There was a part of me that half-expected him to not believe me, see that I was still struggling and push in. I’m not sure why I expected that, since I was so adamant that everything would turn out fine. He didn’t push in. And so we never quite spoke of The Great Meltdown again.

There are times in life where just sucking it up, gritting your teeth and doing what you don’t want to do is the only solution in getting to the other side. I did that, and as with everything that Summer, I did it well. Along with my earthly possessions, I put away the fear and grief into a box that I would unpack when I got to Los Angeles.

I didn't know it then, but from that point on, everything began to change.

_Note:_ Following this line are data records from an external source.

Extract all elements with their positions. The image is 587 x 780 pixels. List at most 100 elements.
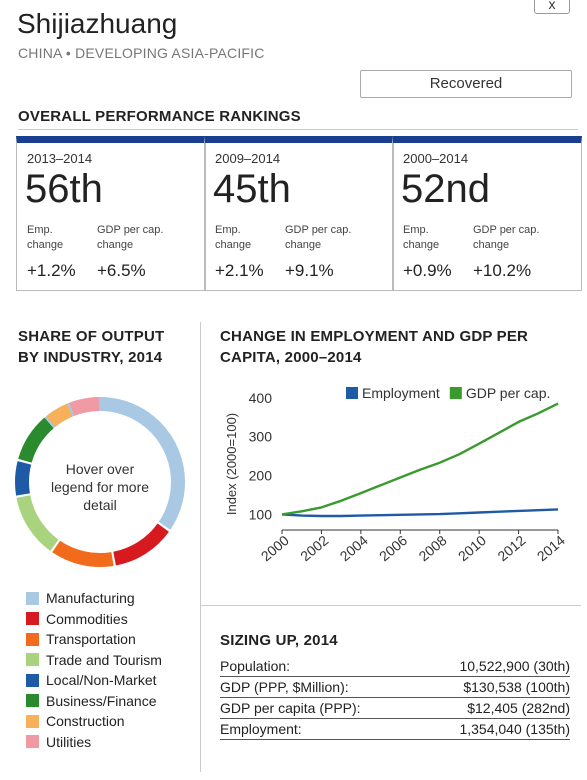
sizing-title: SIZING UP, 2014 (220, 632, 338, 649)
ranking-card-2013-2014: 2013–2014 56th Emp. change GDP per cap. … (16, 136, 206, 291)
chart-legend-label: Employment (362, 385, 440, 401)
donut-segment[interactable] (15, 461, 32, 496)
x-tick-label: 2008 (415, 532, 449, 564)
ranking-value: 56th (25, 167, 103, 211)
x-tick-label: 2002 (297, 532, 331, 564)
donut-segment[interactable] (69, 397, 100, 416)
x-tick-label: 2012 (494, 532, 528, 564)
y-tick-label: 100 (249, 506, 273, 522)
y-axis-label: Index (2000=100) (224, 413, 239, 515)
emp-change-label: Emp. change (27, 224, 64, 251)
rankings-title: OVERALL PERFORMANCE RANKINGS (18, 108, 301, 125)
legend-label: Utilities (46, 733, 92, 750)
donut-segment[interactable] (113, 523, 169, 566)
chart-legend-swatch (449, 387, 462, 399)
chart-legend-swatch (346, 387, 358, 399)
legend-item-trade-tourism[interactable]: Trade and Tourism (26, 650, 162, 671)
legend-swatch (26, 714, 39, 728)
x-tick-label: 2010 (455, 532, 489, 564)
y-tick-label: 400 (249, 390, 273, 406)
sizing-label: Population: (220, 658, 291, 674)
emp-change-label: Emp. change (215, 224, 252, 251)
chart-legend-label: GDP per cap. (466, 385, 551, 401)
legend-item-local-non-market[interactable]: Local/Non-Market (26, 670, 162, 691)
legend-label: Trade and Tourism (46, 651, 162, 668)
legend-item-transportation[interactable]: Transportation (26, 629, 162, 650)
legend-swatch (26, 673, 39, 687)
ranking-period: 2013–2014 (27, 151, 93, 166)
donut-segment[interactable] (18, 417, 54, 463)
sizing-value: $130,538 (100th) (463, 679, 570, 695)
region-subtitle: CHINA • DEVELOPING ASIA-PACIFIC (18, 45, 265, 61)
emp-change-value: +2.1% (215, 261, 264, 280)
gdp-change-label: GDP per cap. change (97, 224, 164, 251)
legend-swatch (26, 653, 39, 667)
legend-item-business-finance[interactable]: Business/Finance (26, 691, 162, 712)
industry-donut-chart: Hover over legend for more detail (14, 396, 186, 568)
y-tick-label: 200 (249, 468, 273, 484)
sizing-row-population: Population: 10,522,900 (30th) (220, 656, 570, 677)
donut-segment[interactable] (52, 540, 114, 567)
sizing-row-employment: Employment: 1,354,040 (135th) (220, 719, 570, 740)
donut-segment[interactable] (46, 403, 73, 428)
employment-gdp-line-chart: Index (2000=100) 100 200 300 400 2000 2002 2004… (212, 378, 582, 598)
sizing-row-gdp-per-capita: GDP per capita (PPP): $12,405 (282nd) (220, 698, 570, 719)
x-tick-label: 2004 (337, 532, 371, 564)
legend-label: Commodities (46, 610, 128, 627)
close-button[interactable]: x (534, 0, 570, 14)
sizing-label: GDP per capita (PPP): (220, 700, 361, 716)
ranking-card-2000-2014: 2000–2014 52nd Emp. change GDP per cap. … (392, 136, 582, 291)
legend-item-manufacturing[interactable]: Manufacturing (26, 588, 162, 609)
legend-label: Business/Finance (46, 692, 157, 709)
legend-swatch (26, 694, 39, 708)
status-box: Recovered (360, 70, 572, 98)
series-line-employment (281, 508, 559, 518)
x-tick-label: 2000 (258, 532, 292, 564)
emp-change-label: Emp. change (403, 224, 440, 251)
ranking-period: 2009–2014 (215, 151, 281, 166)
y-tick-label: 300 (249, 429, 273, 445)
line-chart-svg: Index (2000=100) 100 200 300 400 2000 2002 2004… (224, 385, 568, 564)
ranking-value: 52nd (401, 167, 490, 211)
legend-label: Transportation (46, 631, 136, 648)
sizing-row-gdp: GDP (PPP, $Million): $130,538 (100th) (220, 677, 570, 698)
legend-swatch (26, 591, 39, 605)
column-divider (200, 322, 201, 772)
sizing-value: 1,354,040 (135th) (459, 721, 570, 737)
donut-svg (15, 397, 185, 567)
divider (201, 605, 581, 606)
gdp-change-value: +9.1% (285, 261, 334, 280)
donut-segment[interactable] (16, 495, 59, 551)
gdp-change-label: GDP per cap. change (285, 224, 352, 251)
donut-hint: Hover over legend for more detail (50, 461, 150, 513)
legend-swatch (26, 612, 39, 626)
sizing-table: Population: 10,522,900 (30th) GDP (PPP, $… (220, 656, 570, 740)
sizing-value: 10,522,900 (30th) (459, 658, 570, 674)
legend-label: Local/Non-Market (46, 672, 157, 689)
ranking-period: 2000–2014 (403, 151, 469, 166)
sizing-label: Employment: (220, 721, 302, 737)
gdp-change-value: +10.2% (473, 261, 532, 280)
change-chart-title: CHANGE IN EMPLOYMENT AND GDP PER CAPITA,… (220, 328, 529, 366)
series-line-gdp-per-cap (281, 402, 559, 516)
legend-item-commodities[interactable]: Commodities (26, 609, 162, 630)
gdp-change-value: +6.5% (97, 261, 146, 280)
ranking-value: 45th (213, 167, 291, 211)
legend-swatch (26, 632, 39, 646)
sizing-value: $12,405 (282nd) (467, 700, 570, 716)
legend-item-utilities[interactable]: Utilities (26, 732, 162, 753)
legend-swatch (26, 735, 39, 749)
gdp-change-label: GDP per cap. change (473, 224, 540, 251)
divider (18, 129, 578, 130)
emp-change-value: +0.9% (403, 261, 452, 280)
city-title: Shijiazhuang (17, 8, 178, 39)
industry-legend: Manufacturing Commodities Transportation… (26, 588, 162, 752)
ranking-card-2009-2014: 2009–2014 45th Emp. change GDP per cap. … (204, 136, 394, 291)
legend-label: Construction (46, 713, 125, 730)
emp-change-value: +1.2% (27, 261, 76, 280)
legend-item-construction[interactable]: Construction (26, 711, 162, 732)
sizing-label: GDP (PPP, $Million): (220, 679, 349, 695)
x-tick-label: 2006 (376, 532, 410, 564)
share-title: SHARE OF OUTPUT BY INDUSTRY, 2014 (18, 328, 165, 366)
legend-label: Manufacturing (46, 590, 135, 607)
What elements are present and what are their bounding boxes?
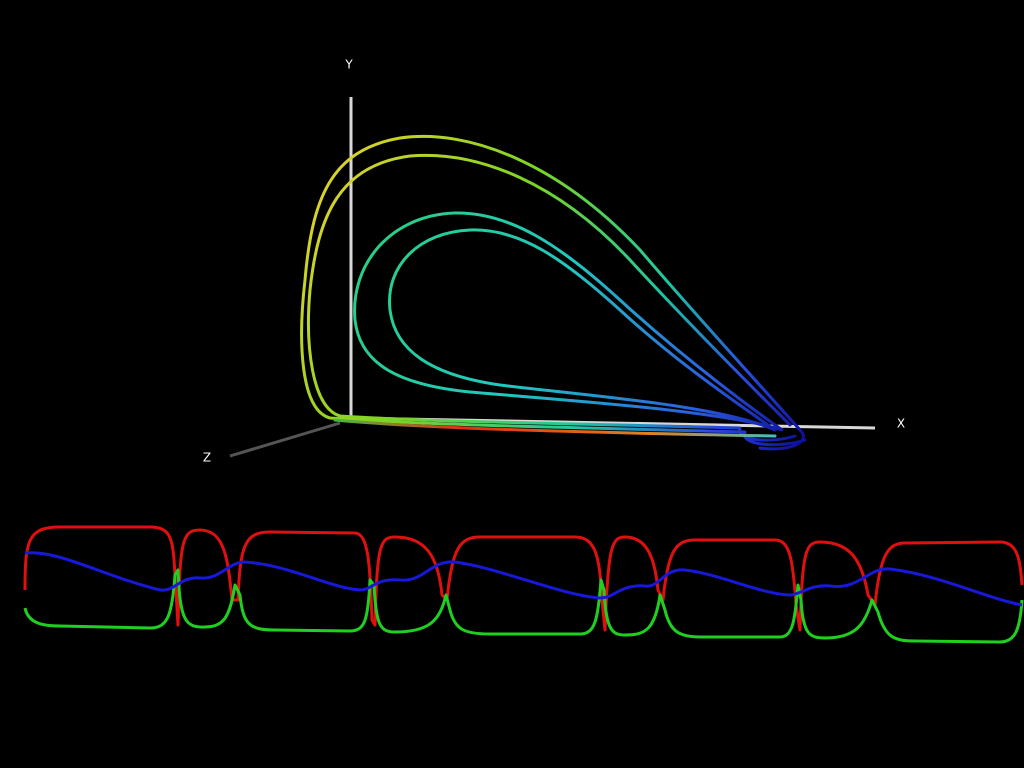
bottom-run	[333, 418, 777, 438]
y-axis-label: Y	[344, 58, 353, 72]
series-red	[23, 525, 1024, 632]
time-series	[23, 525, 1024, 644]
outer-loop	[300, 134, 807, 451]
outer-loop-2	[307, 153, 797, 442]
z-axis	[229, 421, 341, 458]
z-axis-label: Z	[203, 451, 211, 465]
series-blue	[24, 551, 1023, 607]
series-green	[23, 568, 1024, 644]
inner-loop-2	[388, 228, 777, 432]
trajectory	[300, 134, 807, 451]
inner-loop	[353, 211, 784, 432]
x-axis-label: X	[897, 417, 905, 431]
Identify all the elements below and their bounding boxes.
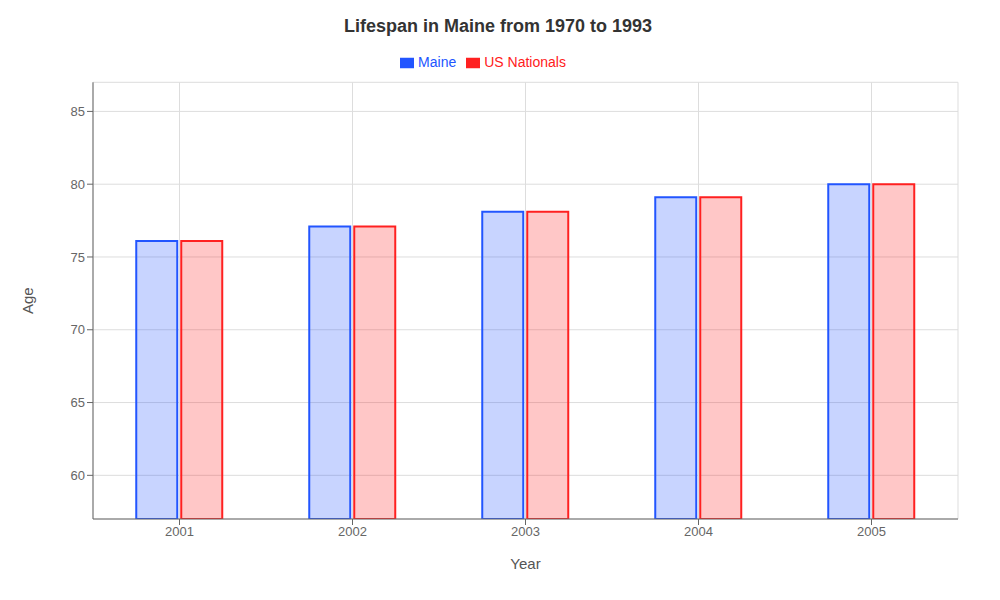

I think the hardest part of that Summer was that there were so many things I was so afraid to say, too many questions I was afraid to ask. I thought I had time to say and to ask. I wanted to bottle that feeling of summer -- unhurried and leisurely. I wanted to linger slowly and deliciously in the moment.

This Summer, the Someone is now my No Longer. I live in Los Angeles, where Summer is less of a gift as it is a given. I battle both vivid and fading memories of The Last Summer in Chicago.

Vivid, because each marker of Summer --Memorial Day or Fourth of July, reminds me of what I was doing at the same time last Summer.

Fading, because each new memory I make in a new city, with new friends, with potential Next Ones, makes Chicago seem just that little bit further away.

I am half-way through the Summer already. Fourth of July looms this weekend and I am back in Chicago for a week-long visit. The city feels familiar but no longer like home. Meanwhile, I am getting e-mails from my community in Los Angeles letting me know of plans for the long holiday weekend. I have to admit, I feel a small sense of loss that I am not there with them.

I suppose this is what is known as Moving On.

1 comment:

Anonymous said...

I heard on Sunday that you were back in town. :-) I’m sorry that we won’t be able to see each other while you are in Chicago. (I’m headed to Cincinnati for the weekend, but from talking to Deb, Amanda, and Elizabeth it sounds like your schedule is pretty full anyway.)

Your entry reminded me of how I felt when I moved to Chicago. I wasn’t quite at home Chicago, but I wasn’t at home in Cincinnati or Bloomington either. I remember thinking that I was homeless. I hope that if you go through that emotional stage it is brief and that the community you’ve found in LA continues to grow!